Bu sonucun faturasını da Alman devleti herhalde Strasbourg'da bir şekilde ödemek durumunda kalacak.
Ne var ki Strasbourg Mahkemesinin her zaman salt hukuki kararlar vermediğini de unutmamak gerek. Mevcut siyasi ortam Özgür Politika'nın çok da lehinde sayılmaz.
Esin kaynağı
Almanya'nın bu yasağı ABD ve Türkiye'deki bazı uygulamaları hatırlatıyor. 11 Eylül'den sonra ABD'de günlük bir gazetenin yasaklandığını hatırlamıyoruz ama medya üzerindeki baskılar giderek yoğunlaşıyor, mesela haber kaynaklarını açıklamayan bazı gazetecilerin cezaevine gönderilmiş olduğunu biliyoruz.
Türkiye'de bile son Avrupa Birliği (AB) uyum yasalarından bu yana, basın üzerinde çeşitli baskılar farklı yöntemlerle sürerken, günlük bir gazetenin yasaklandığına dair bir kayıt yok.
İspanya ve Fransa
İspanya'da olumsuz bir örnek var: Sağcı Aznar hükümeti Bask bölgesinde yasal faaliyet gösteren H. Batasuna Partisi'ne yakın bir gazeteyi yasakladı. Gazete silahlı ETA örgütünün propagandasını yapmakla suçlanıyordu. Konu halen Starsbourg Mahkemesinde.
Fransa'da Korsikalı mafyatik milliyetçilerin yayın organları açıkça ayrılıkçılığı savunmalarına rağmen bugüne kadar Fransız İdaresince herhangi bir soruşturmaya konu olmadı.
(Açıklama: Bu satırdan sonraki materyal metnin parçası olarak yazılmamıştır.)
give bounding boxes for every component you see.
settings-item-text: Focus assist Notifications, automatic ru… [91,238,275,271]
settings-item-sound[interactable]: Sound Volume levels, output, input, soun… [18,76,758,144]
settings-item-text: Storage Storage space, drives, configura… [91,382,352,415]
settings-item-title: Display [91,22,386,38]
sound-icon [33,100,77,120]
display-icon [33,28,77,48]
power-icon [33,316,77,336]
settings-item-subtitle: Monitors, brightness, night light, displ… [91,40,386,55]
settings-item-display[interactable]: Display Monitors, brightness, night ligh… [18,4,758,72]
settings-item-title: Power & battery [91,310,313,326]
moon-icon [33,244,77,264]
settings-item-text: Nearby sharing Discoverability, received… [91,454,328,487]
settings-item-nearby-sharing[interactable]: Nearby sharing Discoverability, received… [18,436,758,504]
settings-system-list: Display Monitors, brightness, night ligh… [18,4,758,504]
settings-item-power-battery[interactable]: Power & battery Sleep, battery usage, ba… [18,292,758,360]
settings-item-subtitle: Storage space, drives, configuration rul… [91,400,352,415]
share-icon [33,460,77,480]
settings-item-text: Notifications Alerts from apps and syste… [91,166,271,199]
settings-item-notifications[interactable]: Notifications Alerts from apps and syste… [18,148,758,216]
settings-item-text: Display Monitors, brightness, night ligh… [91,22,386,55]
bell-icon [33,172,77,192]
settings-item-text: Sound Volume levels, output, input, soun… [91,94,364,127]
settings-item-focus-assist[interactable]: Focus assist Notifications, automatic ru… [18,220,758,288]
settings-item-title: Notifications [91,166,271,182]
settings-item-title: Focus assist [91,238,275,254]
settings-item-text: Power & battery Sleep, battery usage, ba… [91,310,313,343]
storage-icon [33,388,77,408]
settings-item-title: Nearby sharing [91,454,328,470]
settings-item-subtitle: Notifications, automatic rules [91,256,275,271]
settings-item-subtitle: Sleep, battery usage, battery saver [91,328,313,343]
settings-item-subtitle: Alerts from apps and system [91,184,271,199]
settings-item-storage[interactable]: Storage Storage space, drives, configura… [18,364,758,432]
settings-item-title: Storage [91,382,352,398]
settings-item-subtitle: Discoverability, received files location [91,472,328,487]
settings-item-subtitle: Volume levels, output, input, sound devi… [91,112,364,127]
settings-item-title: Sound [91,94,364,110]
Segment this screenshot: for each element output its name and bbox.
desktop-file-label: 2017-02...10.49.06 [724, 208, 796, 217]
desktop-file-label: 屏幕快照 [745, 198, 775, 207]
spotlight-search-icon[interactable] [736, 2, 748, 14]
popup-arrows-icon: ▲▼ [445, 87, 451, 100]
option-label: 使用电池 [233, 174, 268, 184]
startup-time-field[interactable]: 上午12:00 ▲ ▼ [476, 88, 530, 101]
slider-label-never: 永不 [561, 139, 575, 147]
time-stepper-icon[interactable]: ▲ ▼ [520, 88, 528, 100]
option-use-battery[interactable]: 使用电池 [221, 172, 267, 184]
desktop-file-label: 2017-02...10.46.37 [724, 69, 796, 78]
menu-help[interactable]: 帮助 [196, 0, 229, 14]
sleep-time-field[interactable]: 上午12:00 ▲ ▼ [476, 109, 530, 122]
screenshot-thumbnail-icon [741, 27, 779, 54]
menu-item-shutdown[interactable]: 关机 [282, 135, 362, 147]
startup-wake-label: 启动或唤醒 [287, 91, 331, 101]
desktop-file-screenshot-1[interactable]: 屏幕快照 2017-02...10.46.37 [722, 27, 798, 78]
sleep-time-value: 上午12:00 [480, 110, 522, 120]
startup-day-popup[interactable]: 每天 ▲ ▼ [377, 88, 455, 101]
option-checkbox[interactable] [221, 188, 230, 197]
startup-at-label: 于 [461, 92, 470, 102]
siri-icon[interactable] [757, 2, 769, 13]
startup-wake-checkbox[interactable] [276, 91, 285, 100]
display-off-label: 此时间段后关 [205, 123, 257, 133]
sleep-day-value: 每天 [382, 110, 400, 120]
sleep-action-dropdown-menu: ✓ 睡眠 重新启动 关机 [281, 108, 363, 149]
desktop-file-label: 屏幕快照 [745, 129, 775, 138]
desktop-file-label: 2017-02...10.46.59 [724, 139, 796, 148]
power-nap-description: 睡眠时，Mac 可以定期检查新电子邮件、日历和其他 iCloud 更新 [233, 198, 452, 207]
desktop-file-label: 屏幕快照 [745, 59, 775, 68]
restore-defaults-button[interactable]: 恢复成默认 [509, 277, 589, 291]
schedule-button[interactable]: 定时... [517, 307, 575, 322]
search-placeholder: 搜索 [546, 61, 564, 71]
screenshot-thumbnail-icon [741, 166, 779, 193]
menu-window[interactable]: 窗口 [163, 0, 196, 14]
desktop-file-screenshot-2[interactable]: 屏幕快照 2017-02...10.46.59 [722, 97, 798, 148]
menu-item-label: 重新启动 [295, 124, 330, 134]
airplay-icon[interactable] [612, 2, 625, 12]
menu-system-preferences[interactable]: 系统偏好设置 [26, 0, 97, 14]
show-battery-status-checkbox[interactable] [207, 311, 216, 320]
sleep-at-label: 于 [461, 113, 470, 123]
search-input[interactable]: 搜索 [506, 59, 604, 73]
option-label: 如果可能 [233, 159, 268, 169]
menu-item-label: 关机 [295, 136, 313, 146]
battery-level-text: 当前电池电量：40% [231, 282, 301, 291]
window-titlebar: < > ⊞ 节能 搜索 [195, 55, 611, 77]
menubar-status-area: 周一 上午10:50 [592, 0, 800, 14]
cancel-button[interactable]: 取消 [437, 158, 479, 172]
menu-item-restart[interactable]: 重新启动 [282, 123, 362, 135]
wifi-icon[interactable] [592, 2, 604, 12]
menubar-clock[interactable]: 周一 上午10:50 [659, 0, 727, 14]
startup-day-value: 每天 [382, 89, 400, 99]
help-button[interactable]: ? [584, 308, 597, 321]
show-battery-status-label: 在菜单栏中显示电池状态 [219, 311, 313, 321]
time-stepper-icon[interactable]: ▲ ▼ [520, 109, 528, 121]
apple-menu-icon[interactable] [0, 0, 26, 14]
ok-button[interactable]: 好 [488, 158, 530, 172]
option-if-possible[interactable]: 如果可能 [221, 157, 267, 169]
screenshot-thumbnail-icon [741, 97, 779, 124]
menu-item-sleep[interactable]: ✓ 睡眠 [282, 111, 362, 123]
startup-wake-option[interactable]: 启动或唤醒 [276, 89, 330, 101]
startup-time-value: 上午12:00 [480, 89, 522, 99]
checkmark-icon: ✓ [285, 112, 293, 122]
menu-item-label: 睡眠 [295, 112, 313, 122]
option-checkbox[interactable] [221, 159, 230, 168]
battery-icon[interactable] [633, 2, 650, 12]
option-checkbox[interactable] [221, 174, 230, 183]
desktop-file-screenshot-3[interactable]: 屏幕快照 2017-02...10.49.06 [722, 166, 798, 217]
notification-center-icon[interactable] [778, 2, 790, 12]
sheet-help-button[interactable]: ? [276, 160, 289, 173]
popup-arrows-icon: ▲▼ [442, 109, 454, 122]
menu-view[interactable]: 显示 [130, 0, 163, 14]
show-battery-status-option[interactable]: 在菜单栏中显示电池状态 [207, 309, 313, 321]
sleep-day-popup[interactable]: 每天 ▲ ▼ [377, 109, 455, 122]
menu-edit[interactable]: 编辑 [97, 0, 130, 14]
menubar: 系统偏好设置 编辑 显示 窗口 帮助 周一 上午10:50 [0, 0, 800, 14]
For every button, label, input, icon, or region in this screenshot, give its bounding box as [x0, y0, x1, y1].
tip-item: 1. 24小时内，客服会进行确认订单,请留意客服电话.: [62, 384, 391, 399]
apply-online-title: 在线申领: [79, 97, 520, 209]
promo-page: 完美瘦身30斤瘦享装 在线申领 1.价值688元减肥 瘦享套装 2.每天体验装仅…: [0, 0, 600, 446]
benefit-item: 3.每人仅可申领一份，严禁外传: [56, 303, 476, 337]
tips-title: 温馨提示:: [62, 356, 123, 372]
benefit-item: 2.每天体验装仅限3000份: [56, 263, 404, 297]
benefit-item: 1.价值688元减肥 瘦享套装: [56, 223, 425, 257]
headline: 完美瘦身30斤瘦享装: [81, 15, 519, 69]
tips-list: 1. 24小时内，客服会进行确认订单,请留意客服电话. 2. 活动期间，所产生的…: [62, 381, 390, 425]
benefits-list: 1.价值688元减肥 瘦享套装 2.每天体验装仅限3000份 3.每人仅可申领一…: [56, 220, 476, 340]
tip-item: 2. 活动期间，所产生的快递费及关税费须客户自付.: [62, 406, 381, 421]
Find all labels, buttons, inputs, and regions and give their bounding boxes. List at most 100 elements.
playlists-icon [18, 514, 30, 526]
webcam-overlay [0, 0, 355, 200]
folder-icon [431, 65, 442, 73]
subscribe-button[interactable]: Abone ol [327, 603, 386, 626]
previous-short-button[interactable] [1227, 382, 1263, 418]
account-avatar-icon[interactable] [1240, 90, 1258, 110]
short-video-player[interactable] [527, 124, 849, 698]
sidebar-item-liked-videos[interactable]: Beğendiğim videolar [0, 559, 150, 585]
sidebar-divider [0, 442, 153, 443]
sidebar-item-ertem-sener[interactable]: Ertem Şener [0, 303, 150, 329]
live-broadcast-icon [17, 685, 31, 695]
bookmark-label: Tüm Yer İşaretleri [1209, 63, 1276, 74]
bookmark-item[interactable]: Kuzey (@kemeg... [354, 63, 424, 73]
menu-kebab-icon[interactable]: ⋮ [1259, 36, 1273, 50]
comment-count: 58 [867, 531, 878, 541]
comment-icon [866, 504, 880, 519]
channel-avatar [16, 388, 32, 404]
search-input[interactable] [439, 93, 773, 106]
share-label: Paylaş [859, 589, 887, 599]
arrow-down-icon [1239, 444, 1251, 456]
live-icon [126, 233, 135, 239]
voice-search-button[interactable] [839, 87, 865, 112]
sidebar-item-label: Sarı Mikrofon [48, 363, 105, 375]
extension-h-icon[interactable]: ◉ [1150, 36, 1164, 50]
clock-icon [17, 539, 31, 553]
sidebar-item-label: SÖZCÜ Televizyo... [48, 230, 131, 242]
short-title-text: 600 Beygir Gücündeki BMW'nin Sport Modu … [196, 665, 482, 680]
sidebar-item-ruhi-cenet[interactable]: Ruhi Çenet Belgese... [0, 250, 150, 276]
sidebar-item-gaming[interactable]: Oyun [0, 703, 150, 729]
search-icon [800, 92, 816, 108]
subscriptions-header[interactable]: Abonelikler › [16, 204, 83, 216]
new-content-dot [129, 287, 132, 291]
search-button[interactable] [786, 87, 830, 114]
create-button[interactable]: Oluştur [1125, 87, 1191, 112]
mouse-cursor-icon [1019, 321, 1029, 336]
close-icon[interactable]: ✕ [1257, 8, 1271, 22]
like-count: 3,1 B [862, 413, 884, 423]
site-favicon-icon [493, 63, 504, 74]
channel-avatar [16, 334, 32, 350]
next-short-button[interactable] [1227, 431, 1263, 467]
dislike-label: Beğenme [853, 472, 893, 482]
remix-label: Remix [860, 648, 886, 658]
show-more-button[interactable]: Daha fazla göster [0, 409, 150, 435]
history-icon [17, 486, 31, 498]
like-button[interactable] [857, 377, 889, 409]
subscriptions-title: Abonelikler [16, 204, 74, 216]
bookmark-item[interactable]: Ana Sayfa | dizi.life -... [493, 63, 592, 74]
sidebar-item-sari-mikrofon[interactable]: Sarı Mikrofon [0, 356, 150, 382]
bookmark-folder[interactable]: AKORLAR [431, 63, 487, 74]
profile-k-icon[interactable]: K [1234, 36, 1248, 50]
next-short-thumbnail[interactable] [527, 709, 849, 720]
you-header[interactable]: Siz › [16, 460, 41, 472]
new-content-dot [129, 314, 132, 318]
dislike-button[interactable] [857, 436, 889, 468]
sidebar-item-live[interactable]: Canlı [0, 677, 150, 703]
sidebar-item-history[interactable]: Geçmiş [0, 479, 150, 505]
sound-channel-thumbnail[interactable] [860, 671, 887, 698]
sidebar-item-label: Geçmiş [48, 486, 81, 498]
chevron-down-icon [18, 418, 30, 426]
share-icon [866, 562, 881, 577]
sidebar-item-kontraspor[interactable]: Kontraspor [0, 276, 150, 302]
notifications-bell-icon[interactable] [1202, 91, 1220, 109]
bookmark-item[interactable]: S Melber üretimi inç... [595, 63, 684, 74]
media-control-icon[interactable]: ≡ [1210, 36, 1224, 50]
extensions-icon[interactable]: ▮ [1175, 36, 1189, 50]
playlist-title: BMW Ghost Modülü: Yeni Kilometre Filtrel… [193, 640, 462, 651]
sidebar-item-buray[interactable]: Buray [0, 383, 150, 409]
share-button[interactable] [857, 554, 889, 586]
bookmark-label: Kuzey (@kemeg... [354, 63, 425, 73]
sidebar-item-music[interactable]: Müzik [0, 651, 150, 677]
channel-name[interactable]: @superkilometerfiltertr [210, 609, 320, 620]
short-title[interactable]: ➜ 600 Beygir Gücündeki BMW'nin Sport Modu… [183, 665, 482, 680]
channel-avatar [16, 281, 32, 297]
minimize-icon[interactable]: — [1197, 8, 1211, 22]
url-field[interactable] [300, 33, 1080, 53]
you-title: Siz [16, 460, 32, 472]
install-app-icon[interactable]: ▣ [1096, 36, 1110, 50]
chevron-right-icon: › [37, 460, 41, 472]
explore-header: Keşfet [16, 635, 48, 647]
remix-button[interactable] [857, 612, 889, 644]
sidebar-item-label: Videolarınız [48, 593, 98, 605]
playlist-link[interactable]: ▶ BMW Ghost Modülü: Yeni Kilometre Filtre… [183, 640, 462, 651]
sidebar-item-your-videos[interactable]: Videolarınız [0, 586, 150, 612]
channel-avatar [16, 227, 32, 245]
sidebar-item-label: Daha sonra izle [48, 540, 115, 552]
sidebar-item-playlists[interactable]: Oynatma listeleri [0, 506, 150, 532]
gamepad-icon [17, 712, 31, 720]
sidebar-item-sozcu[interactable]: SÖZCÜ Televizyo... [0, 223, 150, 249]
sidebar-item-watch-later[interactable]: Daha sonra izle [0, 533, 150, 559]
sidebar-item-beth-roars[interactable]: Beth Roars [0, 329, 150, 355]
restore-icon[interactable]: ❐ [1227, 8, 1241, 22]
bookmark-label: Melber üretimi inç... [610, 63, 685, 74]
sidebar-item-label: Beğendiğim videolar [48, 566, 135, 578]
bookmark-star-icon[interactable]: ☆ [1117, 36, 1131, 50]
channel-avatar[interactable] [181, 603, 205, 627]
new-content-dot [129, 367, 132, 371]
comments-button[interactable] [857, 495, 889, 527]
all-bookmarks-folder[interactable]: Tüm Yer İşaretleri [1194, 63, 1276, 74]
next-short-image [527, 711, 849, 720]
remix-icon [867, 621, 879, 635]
Alman bakan inandırıcı olabilmek için Türkiye'de son dönemde meydana gelen çatışmalardan ve PKK'nin tek yanlı ateş-kesinden de söz ediyor. Bunların hiç biri bir gazeteyi yasaklamak için hukuki gerekçe olarak sunulabilecek malzemeler değil.
Şiddet ve Alman devletinin güvenliği
Özgür Politika gazetesinin yayın politikasını incelediğimizde özellikle 20 Ağustos-20 Eylül ateş-kes dönemi süresince şiddet çağrısı ya da ırkçılık propagandasına rastlanmıyor. Keza, 10. maddenin 2. paragrafına uygun düşebilecek bir görüşe rastlamak da pek mümkün değil.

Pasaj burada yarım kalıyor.